- Occupation: Cultural Anthropology

Academic background
- Alma mater: University of Virginia University of California Santa Barbara
- Doctoral advisor: Donald Brown

Academic work
- Institutions: University of Missouri-St. Louis

= Susan Brownell =

American anthropology professor

Susan Brownell is a Curator's Distinguished professor of anthropology at the University of Missouri-St. Louis. She is known for her work on sport in China, the Olympic Games, World's Fairs, and the anthropology of the body and gender.

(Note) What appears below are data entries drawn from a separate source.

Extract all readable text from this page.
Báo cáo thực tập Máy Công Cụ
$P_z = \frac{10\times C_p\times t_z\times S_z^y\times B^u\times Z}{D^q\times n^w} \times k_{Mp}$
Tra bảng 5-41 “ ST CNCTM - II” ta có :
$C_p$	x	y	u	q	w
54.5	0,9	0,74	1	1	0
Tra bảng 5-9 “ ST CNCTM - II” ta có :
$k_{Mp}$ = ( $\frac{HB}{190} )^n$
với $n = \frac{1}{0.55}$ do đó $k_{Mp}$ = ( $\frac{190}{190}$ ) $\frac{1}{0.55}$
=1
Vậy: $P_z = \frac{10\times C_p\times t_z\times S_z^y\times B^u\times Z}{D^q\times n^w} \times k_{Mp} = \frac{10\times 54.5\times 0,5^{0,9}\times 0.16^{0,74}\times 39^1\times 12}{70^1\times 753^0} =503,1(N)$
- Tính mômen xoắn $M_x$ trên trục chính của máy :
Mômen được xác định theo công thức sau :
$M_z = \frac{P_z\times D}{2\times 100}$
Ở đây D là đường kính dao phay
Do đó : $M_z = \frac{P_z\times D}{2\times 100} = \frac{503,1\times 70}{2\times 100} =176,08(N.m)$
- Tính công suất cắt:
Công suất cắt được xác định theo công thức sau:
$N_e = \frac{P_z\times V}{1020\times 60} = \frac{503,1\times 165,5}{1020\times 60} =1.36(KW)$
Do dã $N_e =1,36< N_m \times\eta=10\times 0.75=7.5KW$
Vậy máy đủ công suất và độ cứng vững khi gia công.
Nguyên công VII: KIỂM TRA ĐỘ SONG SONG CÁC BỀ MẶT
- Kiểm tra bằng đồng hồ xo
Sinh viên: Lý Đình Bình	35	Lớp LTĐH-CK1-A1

== Early life and education ==
Brownell's childhood was spent in Virginia where she competed in track and field for Lexington High School. She attended the University of Virginia on an athletic scholarship, specializing in the pentathlon and heptathlon. From 1980 to 1982, she placed in the top three in the Collegiate (AIAW) indoor pentathlon championships and the top six in the Collegiate (AIAW and NCAA) outdoor pentathlon and heptathlon championships and was a multiple All-American. She competed in the U.S. Track and Field Olympic Trials in 1980 and 1984, placing seventh in 1980. In 1982 she received her B.A. from the University of Virginia.

As a graduate student, Brownell went to China to study Chinese at Peking University in 1985, where she joined the track team and was selected to represent Beijing City in the 1986 National College Games. In 1990 she earned a Ph.D. in anthropology from the University of California, Santa Barbara. After visiting assistant professorships at Middlebury College, the University of Washington, and Yale University, Brownell joined the University of Missouri–St. Louis in 1994.

==Work==
Brownell's first introduction to China was from stories her grandmother told her about the Mississippi Delta Chinese that she grew up with. Brownell's great-grandfather, Earl Leroy Brewer, was governor of Mississippi (1912-1916) and the lead attorney on two lawsuits on behalf of children of Chinese immigrants denied entry to White schools in the 1920s that were appealed to the U.S. Supreme Court, Gong Lum v. Rice (1927) and Joe Tin Lun v. Bond (1929). Some of her work focuses on the body in culture and society; medical anthropology; gender and sexuality; plastic surgery; beauty pageants; and world's fairs.

Brownell was in China at the Beijing Sport University for one year with funding from the Fulbright Program. During that period her research centered on the 2008 Summer Olympics which were held in Beijing.

== Selected publications ==
- Brownell, Susan (1995). "Training the Body for China: Sports in the Moral Order of the People's Republic"
- Laqueur, Thomas (2002). "Chinese Femininities/Chinese Masculinities: A Reader"
- Brownell, Susan (2008). "Beijing's Games: What the Olympics Mean to China"
- Brownell, Susan (2008). "The 1904 Anthropology Days and Olympic Games: Sport, Race, and American Imperialism"

== Awards and honors ==
In 2015, she won the University of Missouri St. Louis's Chancellor's Award for Research and Creativity.